Bilateral NSF/BIO-BBSRC: Bayesian Quantitative Proteomics

Lead Research Organisation: University of Bristol

Department Name: Clinical Veterinary Science

Abstract

Research in the life sciences is being driven forward by cutting-edge techniques for studying the molecules acting in cells. The functional molecules in cells are proteins - the expression, activity and interactions of particular proteins in any given cell define its structure and what it is capable of doing. As one example, we are often interested in studying what proteins are present in diseased cells and in what quantities, compared with normal cells, since the identity of the proteins may help us understand the disease process, and the search for new drug targets. The technologies used to study proteins on a large scale are collectively called proteomics. The main method used in proteomics is mass spectrometry (MS), which can calculate the molecular weight and abundance of molecules.

The majority of proteomics workflows perform a step of protein digestion prior to MS. The result of digestion is that all the proteins become broken up into small chains, called peptides. This step has become common, because peptides are easier to analyse by MS, due to their lower mass, producing simpler data to interpret. The set of peptides is then identified and often quantified across different conditions (e.g. disease versus healthy cells). We often know that a peptide was derived from a specific parent protein, and so we can use the identity and quantification of that peptide as a proxy measure for the behaviour of the protein across our samples of interest, and as such these workflows are called "bottom-up". One issue with the digestion of proteins is that some proteins break down quicker than others - for some proteins/peptides digestion is incomplete, producing unreliable quantification data, which at present is not fully understood or compensated for by the analysis software.

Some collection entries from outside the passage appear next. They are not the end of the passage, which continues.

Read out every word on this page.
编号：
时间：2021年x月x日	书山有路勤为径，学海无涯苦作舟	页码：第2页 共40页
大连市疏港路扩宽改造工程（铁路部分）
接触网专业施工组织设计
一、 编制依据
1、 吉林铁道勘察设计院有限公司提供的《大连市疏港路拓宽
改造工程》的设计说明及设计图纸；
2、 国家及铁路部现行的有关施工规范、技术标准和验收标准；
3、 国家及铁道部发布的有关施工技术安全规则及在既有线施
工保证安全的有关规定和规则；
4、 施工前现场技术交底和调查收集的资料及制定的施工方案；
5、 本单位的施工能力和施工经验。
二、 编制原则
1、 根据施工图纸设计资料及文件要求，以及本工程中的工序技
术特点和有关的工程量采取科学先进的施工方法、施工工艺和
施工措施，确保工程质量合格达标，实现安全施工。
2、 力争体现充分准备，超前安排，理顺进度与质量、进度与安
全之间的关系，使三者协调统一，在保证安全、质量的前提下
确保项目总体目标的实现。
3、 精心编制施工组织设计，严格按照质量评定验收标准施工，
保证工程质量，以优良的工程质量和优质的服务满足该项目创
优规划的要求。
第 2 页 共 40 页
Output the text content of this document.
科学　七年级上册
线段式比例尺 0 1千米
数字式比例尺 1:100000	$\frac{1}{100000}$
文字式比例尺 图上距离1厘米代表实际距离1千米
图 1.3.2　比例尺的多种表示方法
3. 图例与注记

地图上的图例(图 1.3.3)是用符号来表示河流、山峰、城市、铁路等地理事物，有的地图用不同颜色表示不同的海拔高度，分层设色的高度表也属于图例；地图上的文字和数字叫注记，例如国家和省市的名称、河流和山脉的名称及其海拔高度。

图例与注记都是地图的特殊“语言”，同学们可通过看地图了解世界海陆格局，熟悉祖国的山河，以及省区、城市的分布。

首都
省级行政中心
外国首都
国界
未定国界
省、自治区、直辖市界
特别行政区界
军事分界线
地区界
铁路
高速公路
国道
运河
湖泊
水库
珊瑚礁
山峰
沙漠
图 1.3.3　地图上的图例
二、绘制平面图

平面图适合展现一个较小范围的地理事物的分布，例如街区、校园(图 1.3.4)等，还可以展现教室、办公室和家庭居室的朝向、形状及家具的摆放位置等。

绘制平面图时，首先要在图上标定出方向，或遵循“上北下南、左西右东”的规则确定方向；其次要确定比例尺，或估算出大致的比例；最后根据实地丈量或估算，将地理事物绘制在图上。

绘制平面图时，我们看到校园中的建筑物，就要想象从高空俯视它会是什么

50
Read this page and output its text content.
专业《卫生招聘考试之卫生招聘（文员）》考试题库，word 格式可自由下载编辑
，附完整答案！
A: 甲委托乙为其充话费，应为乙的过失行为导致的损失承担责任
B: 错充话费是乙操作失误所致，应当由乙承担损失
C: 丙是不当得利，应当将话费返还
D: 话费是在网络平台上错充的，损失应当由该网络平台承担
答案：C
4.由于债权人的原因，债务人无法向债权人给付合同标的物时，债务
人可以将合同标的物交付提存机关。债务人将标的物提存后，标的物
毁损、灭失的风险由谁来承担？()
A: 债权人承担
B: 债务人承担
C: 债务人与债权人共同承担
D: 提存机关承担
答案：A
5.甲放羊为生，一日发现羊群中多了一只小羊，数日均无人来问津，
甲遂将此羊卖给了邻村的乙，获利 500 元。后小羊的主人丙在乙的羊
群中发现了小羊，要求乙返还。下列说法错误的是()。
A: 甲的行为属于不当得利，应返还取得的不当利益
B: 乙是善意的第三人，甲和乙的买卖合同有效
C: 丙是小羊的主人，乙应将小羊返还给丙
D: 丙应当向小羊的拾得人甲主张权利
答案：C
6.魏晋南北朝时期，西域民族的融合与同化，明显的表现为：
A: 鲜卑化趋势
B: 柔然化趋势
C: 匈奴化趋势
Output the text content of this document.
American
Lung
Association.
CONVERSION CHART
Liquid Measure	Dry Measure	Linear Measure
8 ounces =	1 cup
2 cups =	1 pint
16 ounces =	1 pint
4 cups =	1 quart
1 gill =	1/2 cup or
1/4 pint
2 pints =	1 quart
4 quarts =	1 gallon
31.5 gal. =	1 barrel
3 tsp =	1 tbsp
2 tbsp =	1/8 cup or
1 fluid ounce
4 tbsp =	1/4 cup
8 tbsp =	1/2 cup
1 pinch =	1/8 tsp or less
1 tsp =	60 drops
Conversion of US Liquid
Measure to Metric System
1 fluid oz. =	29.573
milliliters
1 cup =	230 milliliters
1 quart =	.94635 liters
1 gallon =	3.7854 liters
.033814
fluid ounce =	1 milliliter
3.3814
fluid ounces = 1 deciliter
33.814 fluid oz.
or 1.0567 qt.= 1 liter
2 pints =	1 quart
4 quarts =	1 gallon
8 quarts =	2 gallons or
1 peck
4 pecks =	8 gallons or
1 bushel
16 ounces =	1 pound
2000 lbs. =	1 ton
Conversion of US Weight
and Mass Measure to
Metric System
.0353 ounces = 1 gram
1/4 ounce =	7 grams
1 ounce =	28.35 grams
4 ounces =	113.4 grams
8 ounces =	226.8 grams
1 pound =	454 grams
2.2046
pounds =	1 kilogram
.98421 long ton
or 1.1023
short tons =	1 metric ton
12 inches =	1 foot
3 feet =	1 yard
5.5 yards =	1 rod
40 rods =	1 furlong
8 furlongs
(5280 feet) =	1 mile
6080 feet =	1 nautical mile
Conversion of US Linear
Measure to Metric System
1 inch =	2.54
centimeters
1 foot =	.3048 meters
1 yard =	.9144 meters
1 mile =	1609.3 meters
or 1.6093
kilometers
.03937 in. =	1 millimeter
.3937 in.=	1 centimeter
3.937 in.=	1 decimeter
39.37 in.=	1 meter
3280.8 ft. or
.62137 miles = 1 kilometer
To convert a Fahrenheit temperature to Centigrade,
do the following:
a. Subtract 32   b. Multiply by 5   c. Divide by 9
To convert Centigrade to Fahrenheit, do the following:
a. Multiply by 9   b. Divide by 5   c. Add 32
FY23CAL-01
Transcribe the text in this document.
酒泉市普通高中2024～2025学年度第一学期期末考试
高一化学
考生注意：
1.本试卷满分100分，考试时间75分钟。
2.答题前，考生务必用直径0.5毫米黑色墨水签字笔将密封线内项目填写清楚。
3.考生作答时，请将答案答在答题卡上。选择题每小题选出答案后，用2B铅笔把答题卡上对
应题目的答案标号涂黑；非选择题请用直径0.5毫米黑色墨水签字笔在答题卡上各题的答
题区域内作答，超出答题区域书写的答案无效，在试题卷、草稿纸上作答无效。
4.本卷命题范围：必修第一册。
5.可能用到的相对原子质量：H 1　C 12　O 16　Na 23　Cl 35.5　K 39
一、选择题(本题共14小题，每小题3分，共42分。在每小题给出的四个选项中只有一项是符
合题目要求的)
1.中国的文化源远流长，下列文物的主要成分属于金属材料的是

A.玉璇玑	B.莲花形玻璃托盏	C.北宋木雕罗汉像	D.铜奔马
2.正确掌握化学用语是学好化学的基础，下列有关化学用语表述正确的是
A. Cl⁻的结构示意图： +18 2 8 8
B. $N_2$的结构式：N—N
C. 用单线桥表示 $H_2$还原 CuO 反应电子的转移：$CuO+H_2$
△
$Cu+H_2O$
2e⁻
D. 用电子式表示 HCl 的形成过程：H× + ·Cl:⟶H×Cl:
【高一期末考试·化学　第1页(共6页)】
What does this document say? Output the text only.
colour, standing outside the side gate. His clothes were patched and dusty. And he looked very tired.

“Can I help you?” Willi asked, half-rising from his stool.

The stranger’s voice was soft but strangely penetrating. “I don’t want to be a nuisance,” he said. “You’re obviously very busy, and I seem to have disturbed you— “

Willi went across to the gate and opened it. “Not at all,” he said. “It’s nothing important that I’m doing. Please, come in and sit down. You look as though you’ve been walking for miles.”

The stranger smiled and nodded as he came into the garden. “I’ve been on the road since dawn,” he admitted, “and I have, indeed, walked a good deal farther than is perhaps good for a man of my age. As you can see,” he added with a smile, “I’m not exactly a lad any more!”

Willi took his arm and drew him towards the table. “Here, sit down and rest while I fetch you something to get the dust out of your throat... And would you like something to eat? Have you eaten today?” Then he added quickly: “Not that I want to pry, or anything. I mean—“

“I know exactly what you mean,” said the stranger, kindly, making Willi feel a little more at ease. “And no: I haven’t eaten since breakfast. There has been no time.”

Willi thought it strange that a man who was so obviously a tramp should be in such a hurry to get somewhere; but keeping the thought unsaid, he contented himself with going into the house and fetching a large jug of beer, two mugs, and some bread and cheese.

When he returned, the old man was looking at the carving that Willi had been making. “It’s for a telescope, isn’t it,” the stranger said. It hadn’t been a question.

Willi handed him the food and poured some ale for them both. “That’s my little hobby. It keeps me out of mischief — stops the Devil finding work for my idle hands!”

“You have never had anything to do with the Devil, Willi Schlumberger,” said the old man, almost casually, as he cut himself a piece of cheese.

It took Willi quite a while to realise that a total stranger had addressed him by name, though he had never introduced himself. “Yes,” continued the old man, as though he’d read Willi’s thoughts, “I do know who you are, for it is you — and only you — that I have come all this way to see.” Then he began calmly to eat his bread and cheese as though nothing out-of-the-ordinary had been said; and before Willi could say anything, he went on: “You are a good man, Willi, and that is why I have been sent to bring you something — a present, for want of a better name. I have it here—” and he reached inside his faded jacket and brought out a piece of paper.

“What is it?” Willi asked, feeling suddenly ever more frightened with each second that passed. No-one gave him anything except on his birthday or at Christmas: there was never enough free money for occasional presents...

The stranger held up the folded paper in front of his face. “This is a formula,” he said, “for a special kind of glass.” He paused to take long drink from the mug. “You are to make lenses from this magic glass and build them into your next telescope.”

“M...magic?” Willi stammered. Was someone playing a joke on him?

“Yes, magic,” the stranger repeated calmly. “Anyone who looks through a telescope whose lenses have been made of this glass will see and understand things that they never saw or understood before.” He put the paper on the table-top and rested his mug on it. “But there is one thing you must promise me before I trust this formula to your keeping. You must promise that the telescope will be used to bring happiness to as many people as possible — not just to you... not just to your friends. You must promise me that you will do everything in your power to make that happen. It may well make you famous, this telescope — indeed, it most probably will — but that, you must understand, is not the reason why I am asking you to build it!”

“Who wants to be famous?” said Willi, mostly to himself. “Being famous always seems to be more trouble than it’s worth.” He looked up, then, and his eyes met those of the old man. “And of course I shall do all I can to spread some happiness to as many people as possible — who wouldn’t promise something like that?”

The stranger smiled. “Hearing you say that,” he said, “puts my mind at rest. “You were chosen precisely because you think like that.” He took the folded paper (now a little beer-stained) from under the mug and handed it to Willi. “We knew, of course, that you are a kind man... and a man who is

While bottom-up studies dominate the field, they currently have several significant drawbacks. Proteins are molecules that tend to exist in multiple different, related forms in the cells, which have been called proteoforms - through the gene encoding the protein being processed in different ways (alternatively splicing), or through the addition of functionally important chemical groups, called post-translational modifications (PTMs). Since only one or a few peptides are different between different proteoforms, they are far more challenging (or impossible with current techniques) to quantify accurately. Current practice in proteomics generally ignores this problem - losing vast amounts of data about the true nature of the molecules in the system. There are MS techniques for studying intact proteins and their proteoforms (called top-down methods), but at present these do not function in high-throughput mode, and thus are typically used for targeted studies on a small number of proteins.

In order to make a step change in the quantification and discovery of proteoforms, we will develop an integrated suite of analysis techniques using a powerful statistical technique called Bayesian modelling. With Bayesian approaches, the problem at hand is simulated many thousands of times probabilistically. By interpreting the range of different conclusions reached, we can get an idea of how certain we are about the results, which is crucial given the subtle nature of the evidence within the MS datasets. In essence, our computational techniques will deliver the same quality of data about individual proteoforms (including novel discovery of PTMs) as top-down techniques, but based off bottom-up (peptide-focussed) workflows - thus, for the first time, enabling highly accurate proteoform-level discovery and quantification in high-throughput mode. To ensure rapid and wide uptake of our new methods, we will integrate our advancements into a freely available software suite we are developing, ProteoSuite.

Technical Summary

Tandem Mass Spectrometry (MS/MS) coupled to Liquid Chromatography (LC) is the primary technique used in proteomics. The most common approach is LC separation of tryptic fragments derived from a proteome digestion, followed by tandem MS of the peptides. This entire workflow is conceived as a series of discrete steps, some chemical, some instrumental, some informatics and some statistical. Existing software concentrates on subcomponents of the workflow, and comprise a series of deterministic, self-contained steps. No methods propagate uncertainty from one step to the next, nor do they borrow strength either within or across steps - this starkly contrasts with recent advancements in processing RNA-seq data.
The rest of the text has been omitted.